Long term naturalistic monitoring with inconvenient equipment poses real challenges and we collected fewer complete and usable sets of data than planned because the available equipment proved less than ideal. Study of diurnal rhythms over longer periods could improve the findings reported here, as four days of data is a relatively short period and single abnormal days have large effects on fitting the data. The days of the week were not taken into account either, so participants may have been recorded over four working days, which might be relatively regular, or they may be recorded for two working days and two weekend days, which we would expect to be less regular. This added variability may have helped the correlation analysis and will have tended to amplify effects in BPD who had the highest emotional variability.

We studied the participants in a relatively stable state as outpatients. It would be interesting, if difficult, to study severe mania and depression for the BD group. However, inter-episode states in BD or BPD are ‘at risk’ states and the mood/diurnal link is potentially important. Most interesting of all would be the transition from well to ill, but this presents a narrow observational window to a relatively rare event and so difficult to capture within the time frame of a prospective study.

Diurnal analysis of other measures like temperature, metabolic or inflammatory biomarkers may provide further insight into the links between diurnal function and mood, which could be closer to the brain mechanisms in BD or BPD.

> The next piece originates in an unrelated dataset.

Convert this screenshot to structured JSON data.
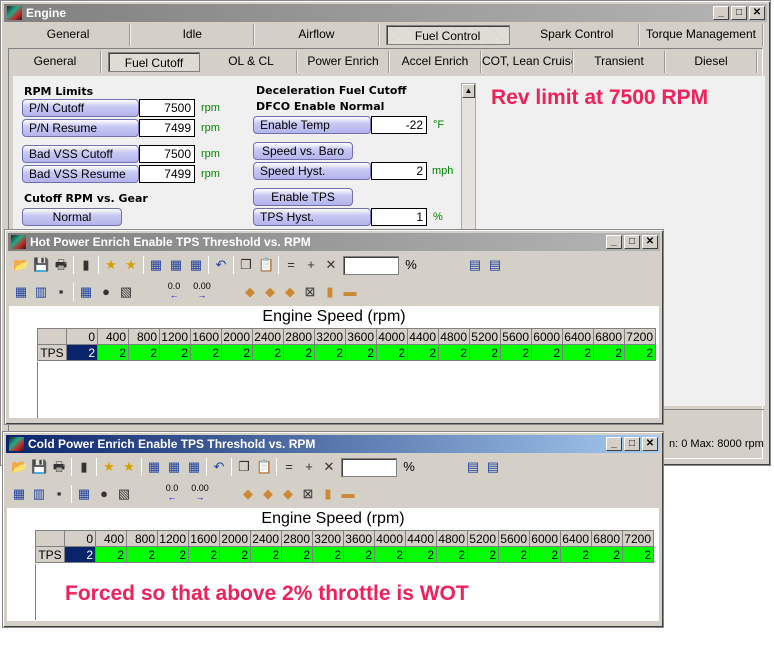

The ability to detect a correlate of negative or unstable moods from objective measures, such as acceleration or HR, improves or complements the current methods of subjective report. With the right equipment, such measures could be largely frictionless. More continuous monitoring of participants suffering from mental disorders may lead to prediction of deteriorating mood states based on changes in diurnal patterns of objective markers, therefore allowing for preventative action to be initiated as part of a clinical management plan. Improved methods for collecting diurnal information over longer periods of time are required for confirmation and interpretation of diurnal signals under a wider range of states of illness.

The present study has established for the first time that variability in diurnal function is associated with variability of mood in BPD. It suggests that the associations are present for HR, total activity and the activity related to sleep. Any association between subjective experience and objective measures is unlikely to be simple or unidirectional. However, the results suggest that variable diurnal function is more characteristic of the BPD than the BD phenotype and so treatment efforts might be explored which would regularize circadian function as a way to regulate abnormal mood in BPD. New ideas are required to move this field forward and develop mental health care. Improved regularity of sleep may be an important potential target for therapy in both BD and BPD.